For someone, anyway. When your ashes time is over, you come back out of the kitchen and you re-enter the world, stronger and better for it. Ashes time is time spent reflecting on the mistakes of the past and suffering for them. Once you leave it behind, you’re allowed to be done with it.
But that doesn’t mean it’s done with you. There’s a text message, an out-of-town arrival, a painting in the basement whispering to you that all I asked was for you to love me, and come to me, and be mine. The indomitable CMW, a veteran of many a small-aircraft flight, says with her serious face that “The easiest maneuver to make is a 180-degree turn.” She means that it’s always possible to turn away from trouble when you see it coming, that it’s always best not to chance weather you can’t predict or a ride a bad hand to the end.
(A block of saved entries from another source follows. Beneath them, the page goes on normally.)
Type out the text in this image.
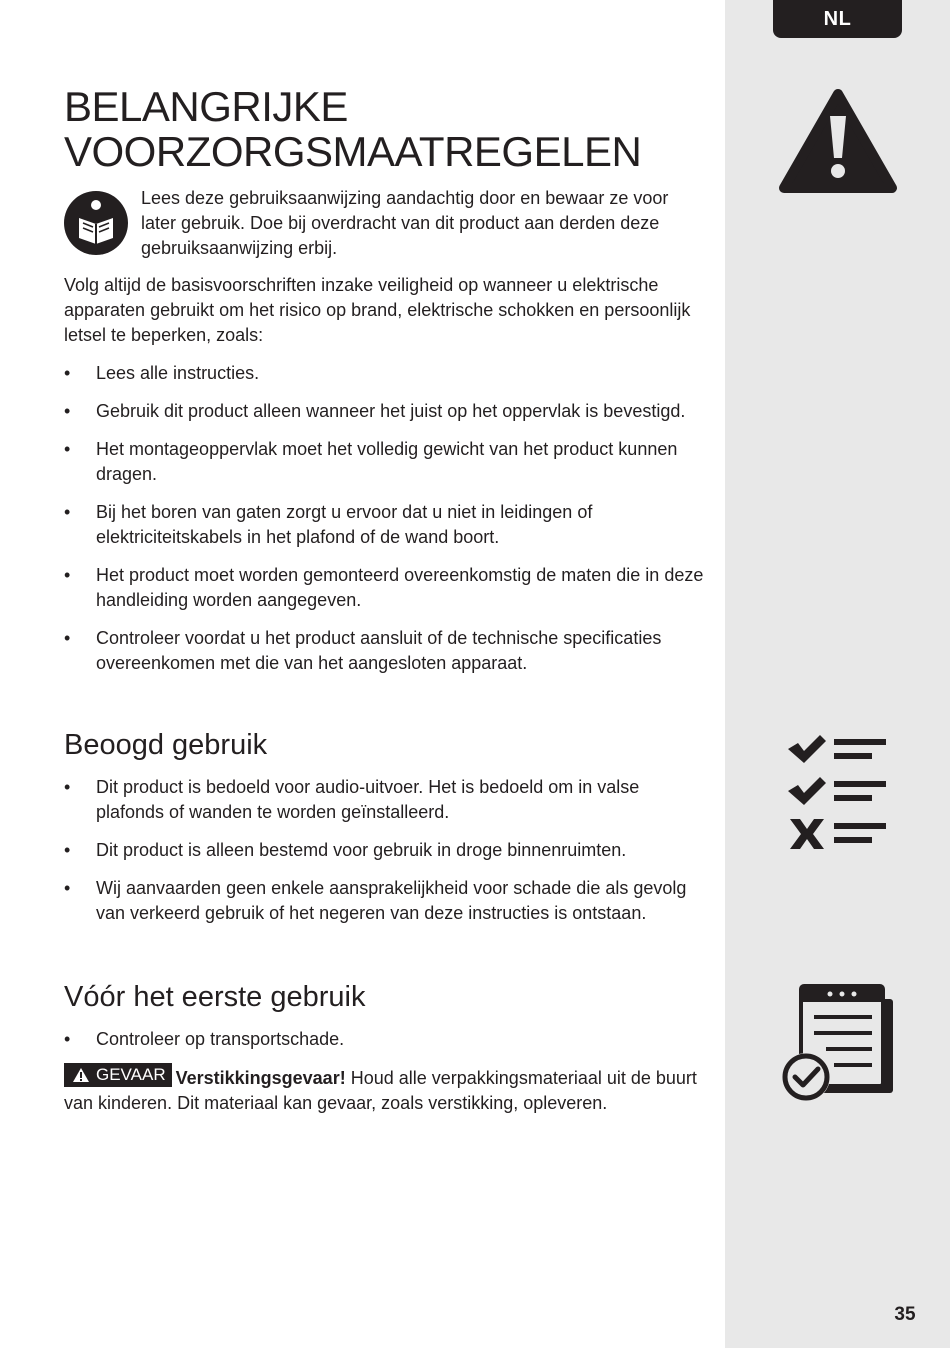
NL
35
BELANGRIJKE
VOORZORGSMAATREGELEN

Lees deze gebruiksaanwijzing aandachtig door en bewaar ze voor later gebruik. Doe bij overdracht van dit product aan derden deze gebruiksaanwijzing erbij.

Volg altijd de basisvoorschriften inzake veiligheid op wanneer u elektrische apparaten gebruikt om het risico op brand, elektrische schokken en persoonlijk letsel te beperken, zoals:

• Lees alle instructies.
• Gebruik dit product alleen wanneer het juist op het oppervlak is bevestigd.
• Het montageoppervlak moet het volledig gewicht van het product kunnen dragen.
• Bij het boren van gaten zorgt u ervoor dat u niet in leidingen of elektriciteitskabels in het plafond of de wand boort.
• Het product moet worden gemonteerd overeenkomstig de maten die in deze handleiding worden aangegeven.
• Controleer voordat u het product aansluit of de technische specificaties overeenkomen met die van het aangesloten apparaat.
Beoogd gebruik
• Dit product is bedoeld voor audio-uitvoer. Het is bedoeld om in valse plafonds of wanden te worden geïnstalleerd.
• Dit product is alleen bestemd voor gebruik in droge binnenruimten.
• Wij aanvaarden geen enkele aansprakelijkheid voor schade die als gevolg van verkeerd gebruik of het negeren van deze instructies is ontstaan.
Vóór het eerste gebruik
• Controleer op transportschade.

GEVAAR Verstikkingsgevaar! Houd alle verpakkingsmateriaal uit de buurt van kinderen. Dit materiaal kan gevaar, zoals verstikking, opleveren.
Too bad that it’s also true for the past. It’s always easier to turn back into it. You know what happened in the past. The future feels easier to predict when you retreat into the past, when you re-make the same choices. It’s the easiest maneuver. To pick up the phone and shake someone else’s world, to force them to make the turn with you, to cage them in your old mistakes, to have a partner in your misdeed, to be in command of the situation.
Here we may reign secure, and in my choice
to reign is worth ambition though in Hell:
Better to reign in Hell, than serve in Heaven.
And who knows if it would be Heaven anyway. You might end up serving in Hell.
In the basement
I saw a painting,
lovely, sultry, beautiful
Who held her dolls in her hands
And lived through them.
“Are you bitter, friend?” I asked.
You’re allowed to be bitter, during ashes time. Until the time when you climb the stairs and rejoin the court, when you
…pay the debt I never promised,
By how much better than my word I am,
By so much shall I falsify men’s hopes;
And like bright metal on a sullen ground,
My reformation, glittering o’er my fault,
Shall show more goodly and attract more eyes
Than that which hath no foil to set it off.
That would be the thing to do. The other thing to do, of course, is to stay in the basement, with the past, and all your loves, all your mistakes, clutched to your chest, all your dolls.